In his dissent on the April 23 NRC ruling, Commissioner Jeff Baran apparently agreed with the intervenors’ position as well as the position of dissenting ASLB Judge Michal Farrar.
“MOX Services does not currently have a cybersecurity plan,” Baran wrote. “I find nothing in the record stating that either the [Atomic Safety and Licensing] Board or the NRC staff made a determination regarding the adequacy of cybersecurity at MOX Services’ facility.… I see no basis for finding that MOX Services’ proposed [material control and accounting] systems will satisfy” the NRC’s regulations.
Baran was outvoted by Commissioners Kristine Svinicki and William Ostendorff. Chairman Stephen Burns did not vote.
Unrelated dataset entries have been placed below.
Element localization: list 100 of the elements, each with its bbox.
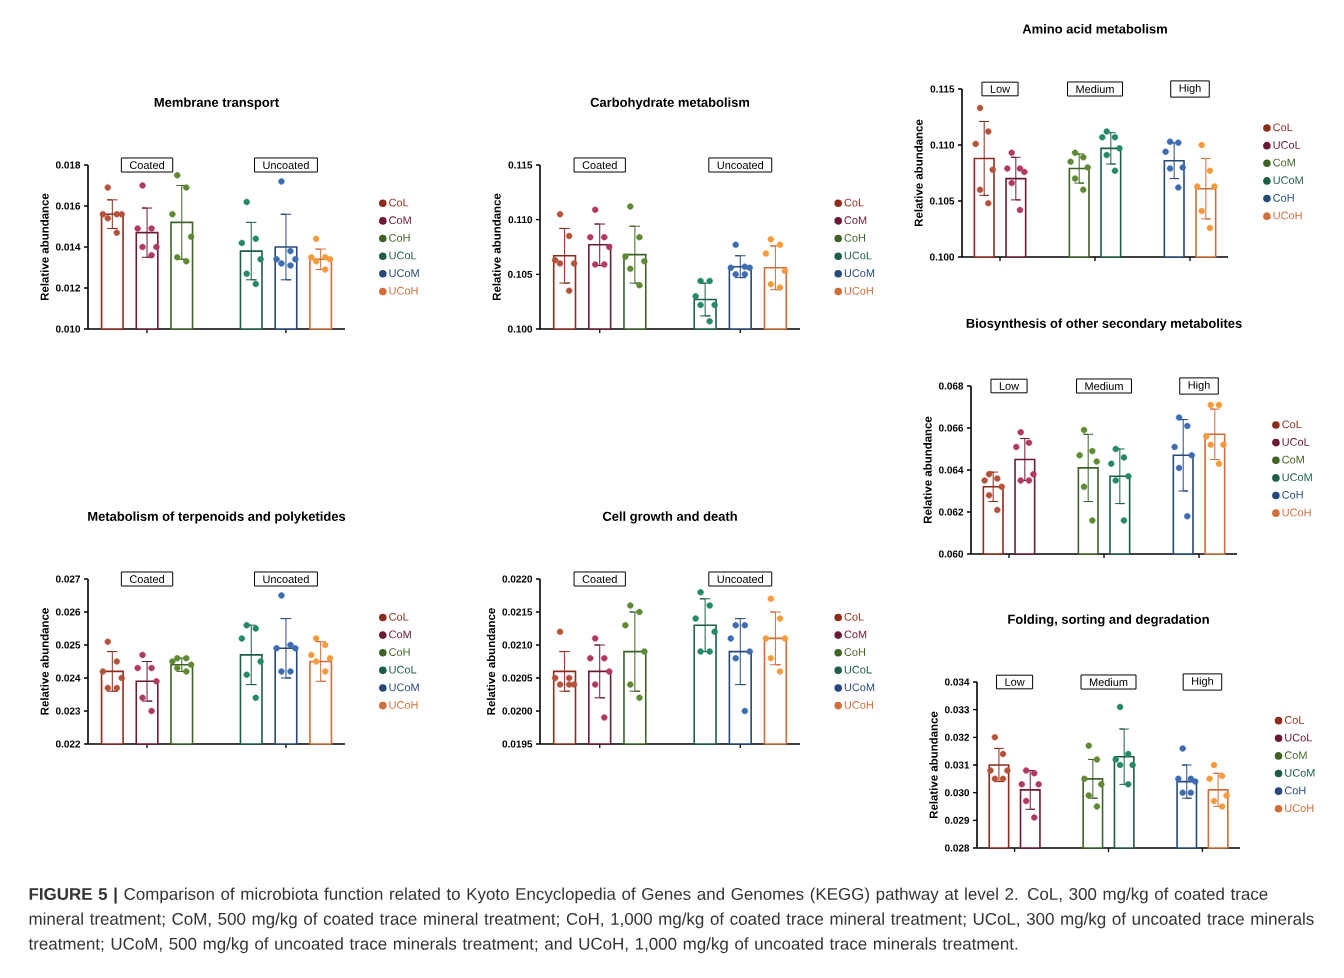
y-tick-label: 0.115 bbox=[930, 85, 955, 93]
y-tick-label: 0.026 bbox=[55, 608, 81, 616]
legend-label: CoL bbox=[1273, 123, 1293, 132]
y-tick-label: 0.062 bbox=[938, 508, 964, 516]
y-tick-label: 0.016 bbox=[55, 202, 81, 210]
legend-label: CoM bbox=[1284, 751, 1307, 760]
y-tick-label: 0.115 bbox=[508, 161, 533, 169]
legend-label: UCoH bbox=[1273, 211, 1302, 220]
y-axis-title: Relative abundance bbox=[40, 608, 49, 715]
y-tick-label: 0.010 bbox=[55, 325, 81, 333]
legend-label: CoL bbox=[1284, 716, 1305, 724]
legend-label: CoL bbox=[844, 198, 864, 207]
legend-label: CoM bbox=[1273, 158, 1295, 167]
chart-title: Cell growth and death bbox=[602, 511, 737, 524]
legend-label: UCoM bbox=[389, 269, 419, 277]
legend-label: UCoH bbox=[1282, 508, 1311, 517]
chart-title: Membrane transport bbox=[154, 97, 279, 110]
y-tick-label: 0.0195 bbox=[502, 740, 533, 748]
chart-title: Biosynthesis of other secondary metabolites bbox=[966, 318, 1242, 331]
y-tick-label: 0.0205 bbox=[502, 674, 533, 682]
y-tick-label: 0.0220 bbox=[502, 575, 533, 583]
annotation: Uncoated bbox=[717, 160, 764, 170]
annotation: Coated bbox=[129, 574, 164, 584]
text: FIGURE 5 | Comparison of microbiota function related to Kyoto Encyclopedia of Genes and Genomes (KEGG) pathway at level 2. CoL, 300 mg/kg of coated trace mineral treatment; CoM, 500 mg/kg of coated trace mineral treatment; CoH, 1,000 mg/kg of coated trace mineral treatment; UCoL, 300 mg/kg of uncoated trace minerals treatment; UCoM, 500 mg/kg of uncoated trace minerals treatment; and UCoH, 1,000 mg/kg of uncoated trace minerals treatment. bbox=[28, 887, 1314, 954]
annotation: Medium bbox=[1085, 381, 1123, 391]
chart-title: Amino acid metabolism bbox=[1022, 23, 1167, 34]
legend-label: UCoL bbox=[844, 665, 872, 674]
y-tick-label: 0.025 bbox=[55, 641, 81, 649]
annotation: Uncoated bbox=[263, 160, 309, 170]
y-tick-label: 0.068 bbox=[938, 382, 964, 390]
legend-label: CoM bbox=[389, 630, 411, 639]
annotation: High bbox=[1192, 676, 1213, 688]
chart-title: Carbohydrate metabolism bbox=[590, 97, 750, 110]
y-tick-label: 0.032 bbox=[944, 733, 970, 741]
y-tick-label: 0.100 bbox=[507, 325, 533, 333]
legend-label: CoH bbox=[844, 648, 865, 656]
legend-label: UCoM bbox=[1273, 176, 1303, 185]
y-tick-label: 0.060 bbox=[938, 550, 964, 558]
y-tick-label: 0.018 bbox=[55, 161, 81, 169]
legend-label: UCoH bbox=[389, 701, 418, 709]
annotation: Medium bbox=[1089, 677, 1128, 687]
annotation: Coated bbox=[582, 574, 617, 584]
y-tick-label: 0.023 bbox=[55, 707, 81, 715]
legend-label: CoM bbox=[389, 216, 411, 225]
y-axis-title: Relative abundance bbox=[40, 193, 49, 301]
legend-label: CoL bbox=[844, 612, 864, 621]
y-tick-label: 0.027 bbox=[55, 575, 81, 583]
legend-label: UCoM bbox=[1282, 473, 1312, 482]
y-tick-label: 0.0215 bbox=[502, 608, 533, 616]
y-tick-label: 0.110 bbox=[508, 216, 533, 224]
legend-label: CoH bbox=[1273, 193, 1294, 202]
y-tick-label: 0.100 bbox=[929, 253, 955, 261]
legend-label: UCoH bbox=[389, 286, 418, 295]
legend-label: UCoM bbox=[389, 683, 419, 692]
legend-label: UCoM bbox=[844, 683, 875, 692]
y-axis-title: Relative abundance bbox=[914, 119, 923, 227]
legend-label: UCoL bbox=[844, 251, 872, 260]
y-tick-label: 0.034 bbox=[944, 678, 970, 686]
legend-label: UCoH bbox=[844, 286, 873, 295]
y-tick-label: 0.110 bbox=[930, 141, 955, 149]
y-tick-label: 0.105 bbox=[929, 197, 955, 205]
y-axis-title: Relative abundance bbox=[486, 608, 496, 715]
y-tick-label: 0.066 bbox=[938, 424, 964, 432]
y-tick-label: 0.014 bbox=[55, 243, 81, 251]
y-tick-label: 0.012 bbox=[55, 284, 81, 292]
y-tick-label: 0.029 bbox=[944, 816, 970, 824]
annotation: Low bbox=[1005, 678, 1025, 686]
chart-title: Folding, sorting and degradation bbox=[1008, 614, 1209, 627]
legend-label: CoL bbox=[389, 198, 409, 207]
legend-label: CoH bbox=[844, 233, 865, 242]
legend-label: UCoL bbox=[1282, 438, 1310, 446]
y-tick-label: 0.024 bbox=[55, 674, 81, 682]
legend-label: UCoL bbox=[389, 251, 417, 260]
legend-label: CoH bbox=[1284, 786, 1306, 795]
legend-label: UCoL bbox=[1273, 141, 1301, 149]
y-tick-label: 0.105 bbox=[507, 270, 533, 278]
y-axis-title: Relative abundance bbox=[929, 711, 938, 819]
annotation: Low bbox=[999, 382, 1020, 390]
y-tick-label: 0.064 bbox=[938, 466, 964, 474]
y-tick-label: 0.0200 bbox=[502, 707, 533, 715]
annotation: High bbox=[1179, 83, 1201, 95]
legend-label: CoM bbox=[844, 630, 867, 639]
y-tick-label: 0.028 bbox=[944, 844, 970, 852]
annotation: Coated bbox=[129, 160, 164, 170]
legend-label: CoL bbox=[389, 612, 409, 621]
annotation: Low bbox=[990, 85, 1011, 93]
annotation: Medium bbox=[1076, 84, 1114, 94]
annotation: High bbox=[1188, 380, 1210, 392]
y-tick-label: 0.022 bbox=[55, 740, 81, 748]
legend-label: UCoL bbox=[1285, 733, 1312, 742]
legend-label: CoH bbox=[1282, 490, 1303, 499]
legend-label: UCoM bbox=[844, 269, 875, 277]
y-axis-title: Relative abundance bbox=[492, 193, 501, 301]
annotation: Uncoated bbox=[263, 574, 309, 584]
legend-label: CoH bbox=[389, 648, 410, 656]
y-tick-label: 0.033 bbox=[944, 706, 970, 714]
legend-label: UCoH bbox=[1285, 804, 1314, 812]
legend-label: CoM bbox=[1282, 455, 1304, 464]
annotation: Uncoated bbox=[717, 574, 764, 584]
legend-label: CoL bbox=[1282, 420, 1302, 429]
Baran’s concern about cybersecurity was no doubt influenced by the results of an NRC working group review of voluntary cybersecurity programs at NRC-regulated fuel cycle facilities, Lyman said. In a February 2015 dissent, in which Baran called for the NRC to issue “immediately effective” cybersecurity orders for fuel cycle facilities, he commented that “what the working group found is sobering” and “the current cybersecurity vulnerabilities present at fuel cycle facilities and the lack of agreement by licensees to voluntarily implement an adequate cybersecurity program … necessitates the issues of an order.” The details of what the working group found were not made public.
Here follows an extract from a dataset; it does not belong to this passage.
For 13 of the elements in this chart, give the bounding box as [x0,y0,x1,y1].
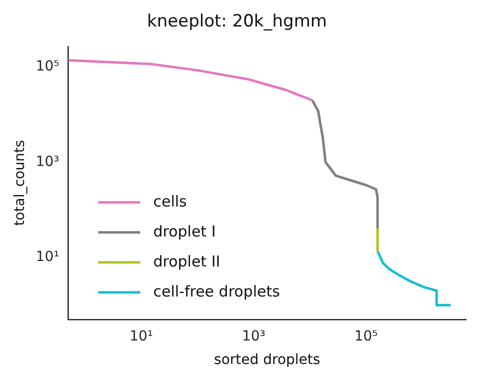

The MOX project has steadily lost supporters as its projected cost has skyrocketed and its completion date has slipped. The most recent external cost review, conducted by the Aerospace Corporation, estimated a lifecycle cost of the MOX program of about $52 billion to $115 billion (in constant dollars) and a completion date as late as FY 2100. The Obama administration has said the project is “unaffordable” and is studying less costly options, but the MOX facility’s supporters in Congress have compelled the DOE to continue construction. The Aerospace report also pointed to other factors that increase the level of project risk, including cybersecurity, citing “the potential for delays due to evolving cybersecurity regulations and the need to meet those requirements prior to certification.” The report also noted that “the heavy reliance by the [MOX facility] on software and automation makes this risk particularly problematic.”
“The Aerospace report confirms that the NRC’s foot-dragging approach to cybersecurity at the MOX plant is itself a threat to the viability of the project,” said Lyman. “The NRC is not doing the applicant any favors by allowing it to kick the cyber can down the road. In its casual dismissal of the urgent threat of cyberterrorism, it is out of step with virtually every other federal agency.”